Of Currency Markets and Central Banks

These are my views of where we are in markets right now:

  1. The Fed is more committed to the abstract notion of normalization than the market, still, in the aggregate, gives it credit for.
  2. We now know with very high likelihood that they want to start with the balance sheet reduction ASAP, and will, in the first instance, push hikes out further as need be to see how well it goes.
  3. Grinding global growth (by historical standards, not recent ones) is likely to continue as global demand continues to work its way out from under the Global Credit Boom. This means the ECB, BOJ, and BOE will be talking more, not less, about their own normalizations. And they too would love to normalize.
  4. Central banks normalization, New Normal-style global growth, and EM muddle-through is likely to be the dominant backdrop theme for the foreseeable future.

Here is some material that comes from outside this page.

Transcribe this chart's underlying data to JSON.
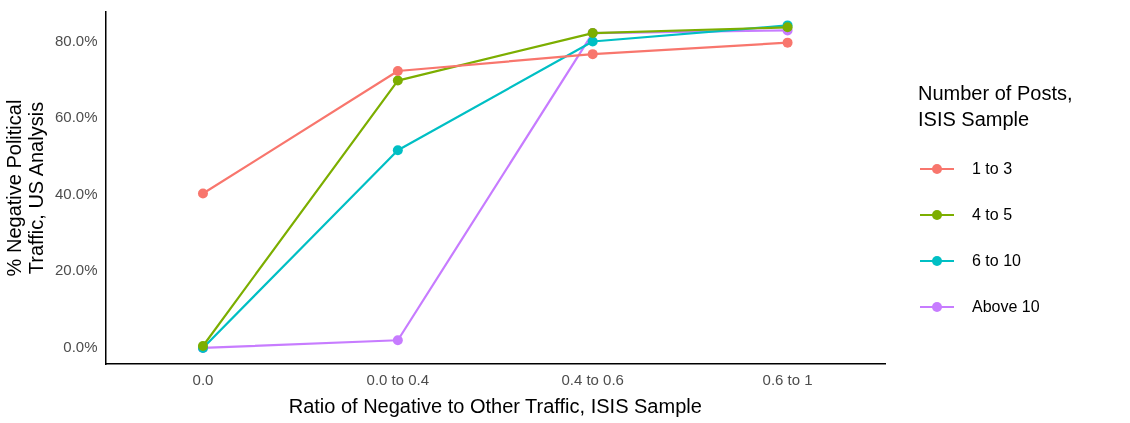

The implications of these beliefs:

  1. On balance, a weaker USD. The US shifting to the balance sheet from rates as the front-burner tool, and global CBs ‘catching up’ to the Fed are the major drivers. EUR, AUD, EM all good. The positioning/psychology in the USD doesn’t strike me as too extreme, so USD weakness doesn’t have to be dramatic.
  2. Bond yields should go higher in Europe and be flat-to-marginally higher in the US. The ECB catching up with the US should bring European yields up off the floor, but the Fed pushing out rate hike should take the pressure off fixed income sellers, who have been under a little bit of pressure of late. I don’t think, in the event, the tapering of Fed reinvestment will have a material impact of yield levels over the short-to-medium term.   Only longer-term, when the taper might be faster and the cumulative amounts greater, should we see any discernible impact.
  3. Weakish USD and weakish bonds put precious metals in a box. They tend to respond positively to the former and negatively to the latter. Of the two, they tend to be more responsive to bonds than the big dollar, but both matter.
  4. Central Bank normalization means they have won and the doomsday scenarios lost. Basically. This too drags on precious metals over time.
  5. Grinding global growth means ‘slower for longer’ in the equity market. Up over time with earnings, down with the occasional (and lately infrequent) corrections. Not sexy. But positive —more positive than prevailing market sentiment at least–and certainly not tragic.